Secretary of State Mike Pompeo said in a statement that the sanctions will target nine entities and three individuals “who have engaged in activity that could enable the Iranian regime’s violent behavior.”
“The actions of these individuals and entities provide revenue to the regime that it may use to fund terror and other destabilizing activities, such as the recent rocket attacks on Iraqi and Coalition forces located at Camp Taji in Iraq,” he said….
The Pentagon announced Sunday that two U.S. service members were killed in a Katyusha rocket attack on Camp Taji base, north of Baghdad, which hosts coalition forces engaged in the fight against ISIS. The Defense Department also announced that it had carried out strikes against the Iran-backed militia Kataeb Hezbollah in retaliation for a rocket attack on March 11 that killed two U.S. service members and a British medic.
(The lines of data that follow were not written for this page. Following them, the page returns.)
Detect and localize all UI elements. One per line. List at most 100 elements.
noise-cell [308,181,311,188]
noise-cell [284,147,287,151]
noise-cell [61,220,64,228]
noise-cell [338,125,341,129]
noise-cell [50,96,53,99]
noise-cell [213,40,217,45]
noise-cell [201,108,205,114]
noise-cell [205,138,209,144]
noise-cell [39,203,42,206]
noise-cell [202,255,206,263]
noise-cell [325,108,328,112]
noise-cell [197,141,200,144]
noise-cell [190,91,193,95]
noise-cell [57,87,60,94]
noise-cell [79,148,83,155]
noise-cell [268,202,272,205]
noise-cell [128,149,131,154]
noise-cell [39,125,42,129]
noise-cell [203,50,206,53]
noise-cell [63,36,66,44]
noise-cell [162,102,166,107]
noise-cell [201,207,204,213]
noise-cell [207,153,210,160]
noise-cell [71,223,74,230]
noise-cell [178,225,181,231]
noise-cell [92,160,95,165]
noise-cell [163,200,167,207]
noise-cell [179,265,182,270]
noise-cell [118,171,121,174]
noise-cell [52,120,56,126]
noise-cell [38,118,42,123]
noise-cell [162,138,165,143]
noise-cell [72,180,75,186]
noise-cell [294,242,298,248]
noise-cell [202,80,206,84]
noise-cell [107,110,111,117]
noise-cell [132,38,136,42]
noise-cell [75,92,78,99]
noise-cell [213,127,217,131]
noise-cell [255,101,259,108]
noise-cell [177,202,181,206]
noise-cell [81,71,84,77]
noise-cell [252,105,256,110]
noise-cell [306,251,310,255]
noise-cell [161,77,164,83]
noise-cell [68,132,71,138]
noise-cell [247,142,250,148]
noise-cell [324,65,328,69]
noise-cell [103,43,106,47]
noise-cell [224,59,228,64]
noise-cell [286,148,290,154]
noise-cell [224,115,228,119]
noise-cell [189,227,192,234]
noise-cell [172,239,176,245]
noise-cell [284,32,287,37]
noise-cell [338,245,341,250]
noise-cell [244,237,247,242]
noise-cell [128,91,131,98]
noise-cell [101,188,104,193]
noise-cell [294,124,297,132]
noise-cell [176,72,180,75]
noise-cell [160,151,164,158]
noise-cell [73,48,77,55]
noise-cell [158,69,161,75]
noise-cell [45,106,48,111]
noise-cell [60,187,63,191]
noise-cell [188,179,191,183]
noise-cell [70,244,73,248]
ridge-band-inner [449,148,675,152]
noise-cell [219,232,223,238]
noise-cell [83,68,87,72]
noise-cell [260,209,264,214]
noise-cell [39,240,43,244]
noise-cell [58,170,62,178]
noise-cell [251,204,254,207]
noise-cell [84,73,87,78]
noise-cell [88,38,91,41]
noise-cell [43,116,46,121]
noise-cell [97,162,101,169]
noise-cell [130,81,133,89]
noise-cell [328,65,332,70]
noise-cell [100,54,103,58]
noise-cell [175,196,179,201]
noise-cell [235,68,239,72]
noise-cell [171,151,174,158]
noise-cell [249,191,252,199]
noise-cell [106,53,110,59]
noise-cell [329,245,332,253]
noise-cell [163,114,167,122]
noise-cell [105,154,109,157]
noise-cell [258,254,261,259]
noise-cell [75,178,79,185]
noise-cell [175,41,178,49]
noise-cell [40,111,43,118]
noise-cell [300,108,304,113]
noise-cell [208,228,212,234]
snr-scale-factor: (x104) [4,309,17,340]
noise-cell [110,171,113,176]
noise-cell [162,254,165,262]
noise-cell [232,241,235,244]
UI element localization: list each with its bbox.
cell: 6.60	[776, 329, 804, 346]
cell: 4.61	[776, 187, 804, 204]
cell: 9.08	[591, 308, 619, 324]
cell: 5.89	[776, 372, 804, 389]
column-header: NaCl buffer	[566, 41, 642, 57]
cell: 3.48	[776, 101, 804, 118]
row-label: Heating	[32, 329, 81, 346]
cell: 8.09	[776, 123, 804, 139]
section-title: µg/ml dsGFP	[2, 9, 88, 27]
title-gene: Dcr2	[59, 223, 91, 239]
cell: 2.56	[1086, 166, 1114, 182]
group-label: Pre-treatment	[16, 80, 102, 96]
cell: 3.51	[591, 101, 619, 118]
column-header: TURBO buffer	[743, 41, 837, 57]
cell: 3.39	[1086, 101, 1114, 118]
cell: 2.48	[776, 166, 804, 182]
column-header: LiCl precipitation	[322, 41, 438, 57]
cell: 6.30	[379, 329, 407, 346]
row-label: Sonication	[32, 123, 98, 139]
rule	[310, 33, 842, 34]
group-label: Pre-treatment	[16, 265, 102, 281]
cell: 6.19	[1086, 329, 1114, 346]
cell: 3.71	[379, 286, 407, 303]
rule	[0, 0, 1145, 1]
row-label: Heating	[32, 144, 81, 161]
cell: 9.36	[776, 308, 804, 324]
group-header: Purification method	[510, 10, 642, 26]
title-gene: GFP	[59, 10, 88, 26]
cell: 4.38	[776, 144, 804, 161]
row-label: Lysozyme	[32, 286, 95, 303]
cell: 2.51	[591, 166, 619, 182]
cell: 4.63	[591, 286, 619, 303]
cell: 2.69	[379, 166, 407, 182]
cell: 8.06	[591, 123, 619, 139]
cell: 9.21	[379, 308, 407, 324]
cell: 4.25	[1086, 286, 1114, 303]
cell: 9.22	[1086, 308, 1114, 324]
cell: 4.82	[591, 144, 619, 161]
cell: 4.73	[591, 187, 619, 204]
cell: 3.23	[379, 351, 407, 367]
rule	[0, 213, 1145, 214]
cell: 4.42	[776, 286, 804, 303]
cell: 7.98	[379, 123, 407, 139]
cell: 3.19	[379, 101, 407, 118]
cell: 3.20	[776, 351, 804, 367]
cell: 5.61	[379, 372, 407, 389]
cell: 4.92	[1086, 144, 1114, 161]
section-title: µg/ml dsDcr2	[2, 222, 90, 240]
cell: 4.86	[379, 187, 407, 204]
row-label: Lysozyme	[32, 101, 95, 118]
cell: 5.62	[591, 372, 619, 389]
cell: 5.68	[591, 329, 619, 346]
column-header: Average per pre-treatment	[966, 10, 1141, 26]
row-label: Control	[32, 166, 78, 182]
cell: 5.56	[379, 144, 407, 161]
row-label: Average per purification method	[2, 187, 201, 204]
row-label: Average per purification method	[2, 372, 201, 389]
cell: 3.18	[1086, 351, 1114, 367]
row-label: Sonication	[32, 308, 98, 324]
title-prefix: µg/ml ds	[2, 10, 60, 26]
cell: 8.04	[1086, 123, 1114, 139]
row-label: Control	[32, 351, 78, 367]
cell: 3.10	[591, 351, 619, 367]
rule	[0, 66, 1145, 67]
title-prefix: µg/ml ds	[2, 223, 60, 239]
So much for the tactical level; the regime, which could be facing its own apocalypse, also keeps investing resources in macro-level aggression in the form of nuclear weapons.
Back in November, Iran “marked the 40th anniversary of the US embassy siege” by “launch[ing] a new generation of advanced centrifuges to enrich uranium”—in violation of the JCPOA, of which Iran, along with Russia, China, Britain, France, and Germany, is still a signatory.
More recently, on March 3, in a confidential report leaked to the Associated Press, the International Atomic Energy Agency (IAEA) announced that Iran has
nearly tripled its stockpile of enriched uranium since November in violation of its deal with world powers and is refusing to answer questions about three possible undeclared nuclear sites…. The stockpile puts Iran within reach of the amount needed to produce a nuclear weapon….
Although, with its stepped-up nuclear development, Iran hopes to pressure the Europeans and the U.S. into easing the sanctions, it is also pursuing the basic goals of its nuclear program all along: to ascend to the top rung of world powers, to greatly enhance its ability to “export the revolution,” and—for now—to wipe the “Little Satan,” Israel, off the map (see here for the most recent threat to “raze Tel Aviv to the ground”).
Iran’s ongoing belligerency in the face of a pandemic it is helpless to counteract invites comparison with the latter days of the Nazi regime, which kept investing great resources in the extermination of European Jewry even as it was clear that it was losing the war.
Although it is not yet clear at this point whether the regime in Tehran is on its last leg, it is well evident that even the specter of a domestic cataclysm has not weakened its obsessions.